On the little table by his bed was a pair of huge bellows with Old Robbins's trumpet stuck in the business end. The room was empty, except for the shadows.

"I've got a sword, you know," he said. "And I know how to use it!"

"Ach, ye're deid already," said a voice from the ceiling. "Chopped tae tiny wee pieces in yer bed while ye snored like a hog. Only jokin', ye ken. None of us mean ye any harm." There was some hurried whispering in the darkness of the rafters, and then the voice continued: "Wee correction there, most o' us dinna mean ye any harm. But dinna fash yersel' aboot Big Yan, he disna like anybody verra much."

"Who are you?"

"Aye, there ye go again, gettin' it all wrong," said the voice conversationally. "I'm up here an' heavily armed, ye ken, while ye're doon there in yer wee nightie, makin' a bonny target, an' ye think ye are the one who asks the questions. So ye know how to fight, do ye?"

"Yes!"

"So you'll fight monsters tae save the big wee hag? Will ye?"

"The big wee hag?"

"That's Tiffany tae ye."

"You mean Tiffany Aching? What's happened to her?"

"You'll be ready for when she needs ye?"

"Yes! Of course! Who are you?"

"And ye know how tae fight?"

"I've read the Manual of Swordsmanship all the way through!"

After a few seconds the voice from the high shadows said: "Ah, I think I've put ma finger on a wee flaw in this plan…."

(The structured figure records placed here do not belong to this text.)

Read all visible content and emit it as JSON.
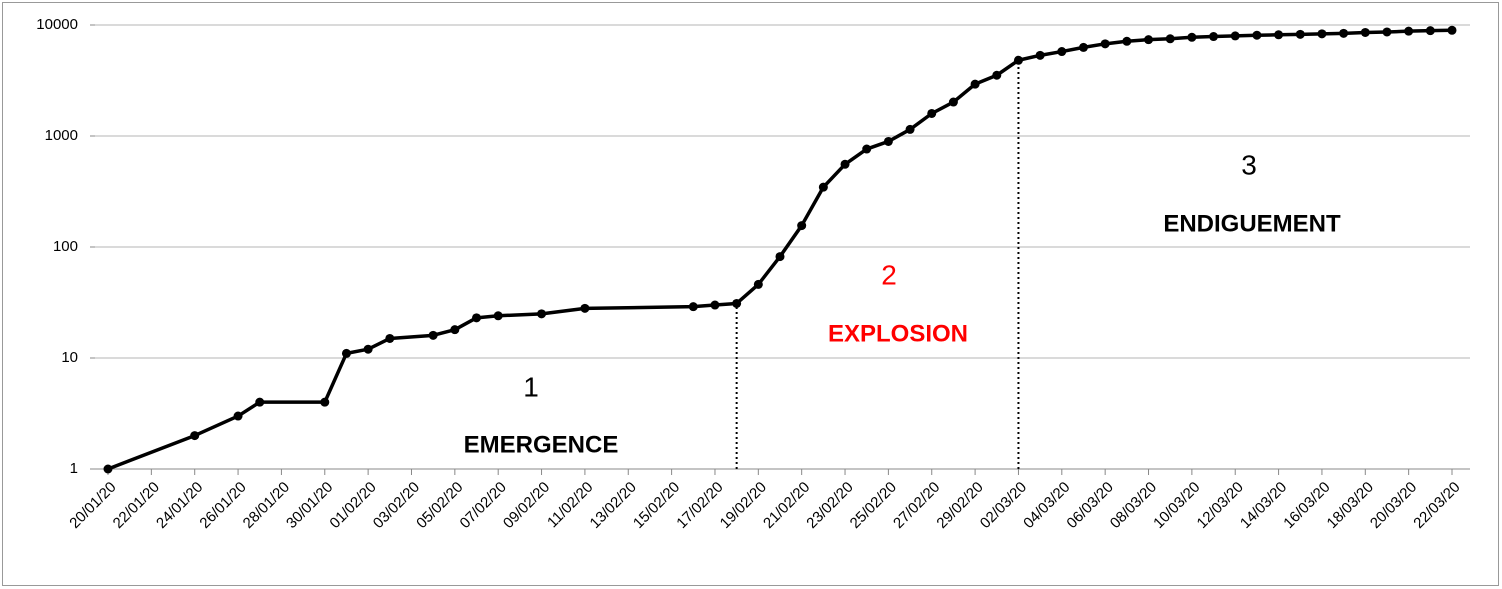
{
  "chart_data": {
    "type": "line",
    "log_scale_y": true,
    "grid": true,
    "color": "#000000",
    "x": [
      "20/01/20",
      "24/01/20",
      "26/01/20",
      "27/01/20",
      "30/01/20",
      "31/01/20",
      "01/02/20",
      "02/02/20",
      "04/02/20",
      "05/02/20",
      "06/02/20",
      "07/02/20",
      "09/02/20",
      "11/02/20",
      "16/02/20",
      "17/02/20",
      "18/02/20",
      "19/02/20",
      "20/02/20",
      "21/02/20",
      "22/02/20",
      "23/02/20",
      "24/02/20",
      "25/02/20",
      "26/02/20",
      "27/02/20",
      "28/02/20",
      "29/02/20",
      "01/03/20",
      "02/03/20",
      "03/03/20",
      "04/03/20",
      "05/03/20",
      "06/03/20",
      "07/03/20",
      "08/03/20",
      "09/03/20",
      "10/03/20",
      "11/03/20",
      "12/03/20",
      "13/03/20",
      "14/03/20",
      "15/03/20",
      "16/03/20",
      "17/03/20",
      "18/03/20",
      "19/03/20",
      "20/03/20",
      "21/03/20",
      "22/03/20"
    ],
    "values": [
      1,
      2,
      3,
      4,
      4,
      11,
      12,
      15,
      16,
      18,
      23,
      24,
      25,
      28,
      29,
      30,
      31,
      46,
      82,
      156,
      346,
      556,
      763,
      893,
      1146,
      1595,
      2022,
      2931,
      3526,
      4812,
      5328,
      5766,
      6284,
      6767,
      7134,
      7382,
      7513,
      7755,
      7869,
      7979,
      8086,
      8162,
      8236,
      8320,
      8413,
      8565,
      8652,
      8799,
      8897,
      8961
    ],
    "xlim": [
      "20/01/20",
      "22/03/20"
    ],
    "xticks": [
      "20/01/20",
      "22/01/20",
      "24/01/20",
      "26/01/20",
      "28/01/20",
      "30/01/20",
      "01/02/20",
      "03/02/20",
      "05/02/20",
      "07/02/20",
      "09/02/20",
      "11/02/20",
      "13/02/20",
      "15/02/20",
      "17/02/20",
      "19/02/20",
      "21/02/20",
      "23/02/20",
      "25/02/20",
      "27/02/20",
      "29/02/20",
      "02/03/20",
      "04/03/20",
      "06/03/20",
      "08/03/20",
      "10/03/20",
      "12/03/20",
      "14/03/20",
      "16/03/20",
      "18/03/20",
      "20/03/20",
      "22/03/20"
    ],
    "ylim": [
      1,
      10000
    ],
    "yticks": [
      1,
      10,
      100,
      1000,
      10000
    ],
    "reference_lines": [
      "18/02/20",
      "02/03/20"
    ],
    "annotations": [
      {
        "text": "1",
        "color": "#000000"
      },
      {
        "text": "EMERGENCE",
        "color": "#000000"
      },
      {
        "text": "2",
        "color": "#ff0000"
      },
      {
        "text": "EXPLOSION",
        "color": "#ff0000"
      },
      {
        "text": "3",
        "color": "#000000"
      },
      {
        "text": "ENDIGUEMENT",
        "color": "#000000"
      }
    ]
  }
}
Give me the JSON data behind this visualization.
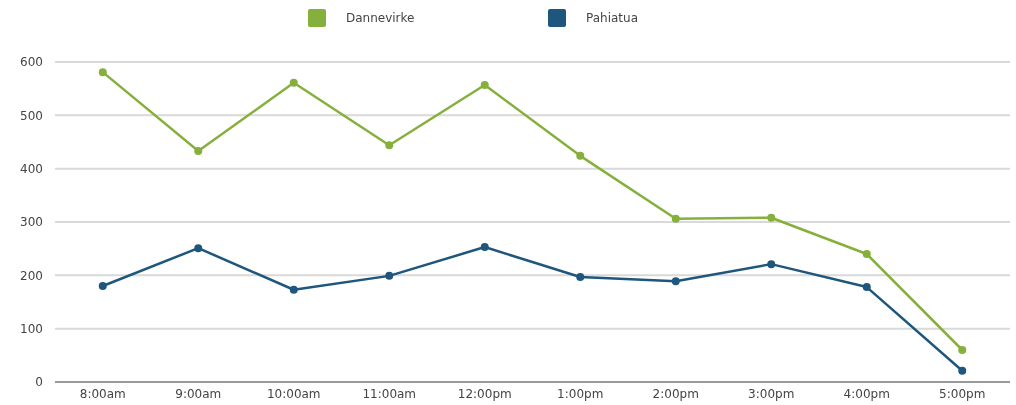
{
  "chart_data": {
    "type": "line",
    "categories": [
      "8:00am",
      "9:00am",
      "10:00am",
      "11:00am",
      "12:00pm",
      "1:00pm",
      "2:00pm",
      "3:00pm",
      "4:00pm",
      "5:00pm"
    ],
    "series": [
      {
        "name": "Dannevirke",
        "color": "#86b03c",
        "values": [
          581,
          433,
          561,
          444,
          557,
          424,
          306,
          308,
          240,
          60
        ]
      },
      {
        "name": "Pahiatua",
        "color": "#1f567d",
        "values": [
          180,
          251,
          173,
          199,
          253,
          197,
          189,
          221,
          178,
          21
        ]
      }
    ],
    "ylim": [
      0,
      600
    ],
    "yticks": [
      0,
      100,
      200,
      300,
      400,
      500,
      600
    ],
    "grid": "y",
    "legend": "top",
    "marker": "circle",
    "line_style": "solid"
  }
}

There was an armory across the castle courtyard. It wasn't much of one. There was a suit of armor made of various nonmatching pieces, a few swords, a battle-axe that no one had ever been able to lift, and a chain-mail suit that appeared to have been attacked by extremely strong moths. And there were some wooden dummies on big springs for sword practice. Right now the Feegles were watching Roland attack one with a great deal of enthusiasm.

"Ach weel," said Big Yan despondently as Roland leaped about. "If he never meets anythin' other than bits o'wood that dinna fight back, he might be okay."

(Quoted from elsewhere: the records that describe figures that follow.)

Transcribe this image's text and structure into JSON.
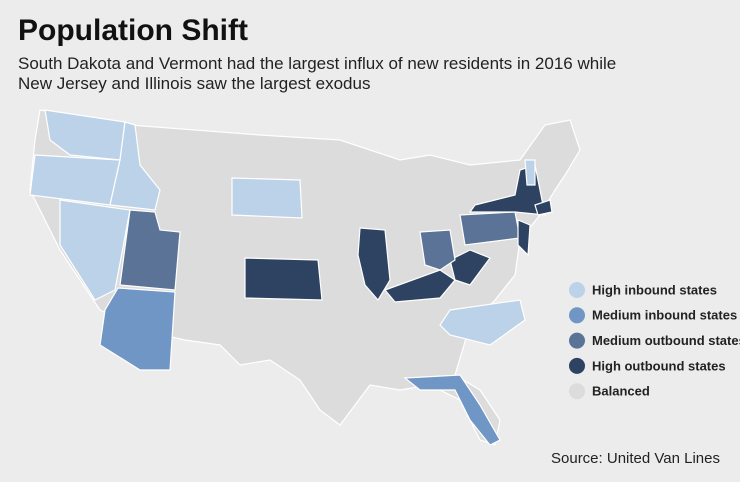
{
  "header": {
    "title": "Population Shift",
    "subtitle_lines": [
      "South Dakota and Vermont had the largest influx of new residents in 2016 while",
      "New Jersey and Illinois saw the largest exodus"
    ]
  },
  "legend": {
    "items": [
      {
        "label": "High inbound states",
        "color": "#bcd2e8"
      },
      {
        "label": "Medium inbound states",
        "color": "#7096c6"
      },
      {
        "label": "Medium outbound states",
        "color": "#5a7396"
      },
      {
        "label": "High outbound states",
        "color": "#2e4361"
      },
      {
        "label": "Balanced",
        "color": "#dcdcdc"
      }
    ]
  },
  "source": "Source: United Van Lines"
}
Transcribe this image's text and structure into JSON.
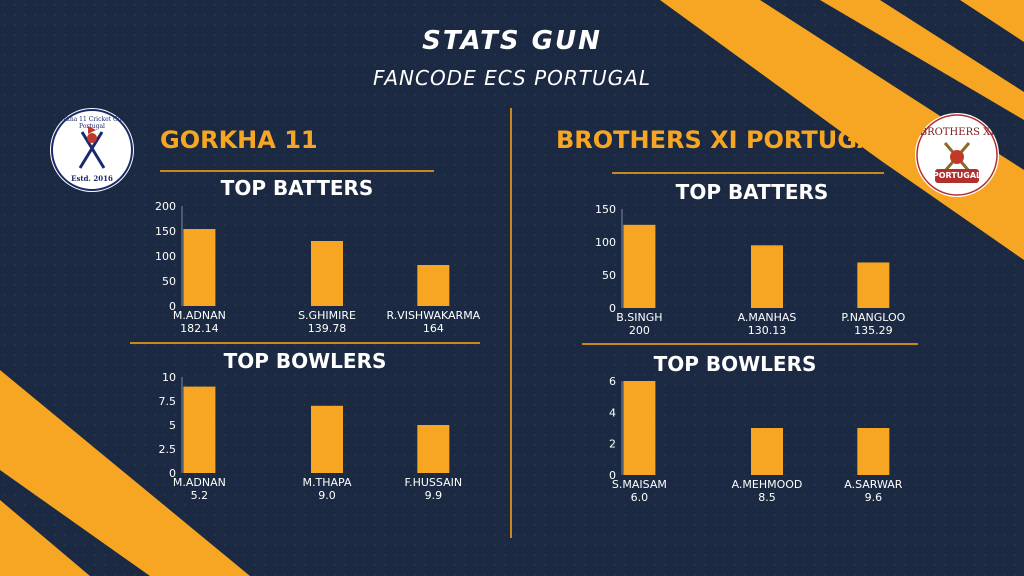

"He's willin'," Rob Anybody pointed out as Roland put his foot against the dummy and tried to tug the sword point out of it.

"Oh, aye." Big Yan looked glum.

"He's got a bonny action, ye must admit," said Rob.

Roland succeeded in pulling the sword out of the dummy, which sprang back on its ancient spring and hit him on the head.

Blinking a little, the boy looked down at the Feegles. He remembered them from the time he was rescued from the Queen of the Elves. No one who met the Nac Mac Feegles ever forgot them, even if they tried hard. But it was all vague. He'd been near crazy part of the time, and unconscious, and had seen so many strange things that it was hard to know what was real and what wasn't.

Now he knew: They were real. Who'd make up a thing like this? Okay, one of them was a cheese that rolled around of its own accord, but nobody was perfect.

"What am I going to have to do, Mr. Anybody?" he asked.

Rob Anybody had been worried about this bit. Words like "Underworld" can give people the wrong idea.

"Ye must rescue a…lady," he said. "Not the big wee hag. Another…lady. We can take ye to the place where she bides. It's like…undergroound, ye ken. She's like…sleepin'. An' all ye ha' tae do is bring her up tae the surface, kind o' thing."

"Oh, you mean like Orpheo rescuing Euniphon from the Underworld?" said Roland.

Rob Anybody just stared.

"It's a myth from Ephebe," Roland went on. "It's supposed to be a love story, but it's really a metaphor for the annual return of summer. There's a lot of versions of that story."

They still stared. Feegles have very worrying stares. They're even worse than chickens in that respect.

That was then. This is now.

"Ach, crivens," moaned Wee Dangerous Spike, on the roof of the cart shed.

The fire went out. The snow that had filled the sky began to thin. Wee Dangerous Spike heard a scream high overhead and knew exactly what to do. He raised his arms in the air and shut his eyes just as the buzzard swooped out of the white sky and snatched him up.

He liked this bit. When he opened his eyes, the world was swinging beneath him and a voice nearby said, "Get up here quick, laddie!"

He grabbed the thin leather harness above him and pulled, and the talons gently released their grip. Then, hand over hand in the wind of the flight, he dragged himself across the bird's feathers until he could grab the belt of Hamish the aviator.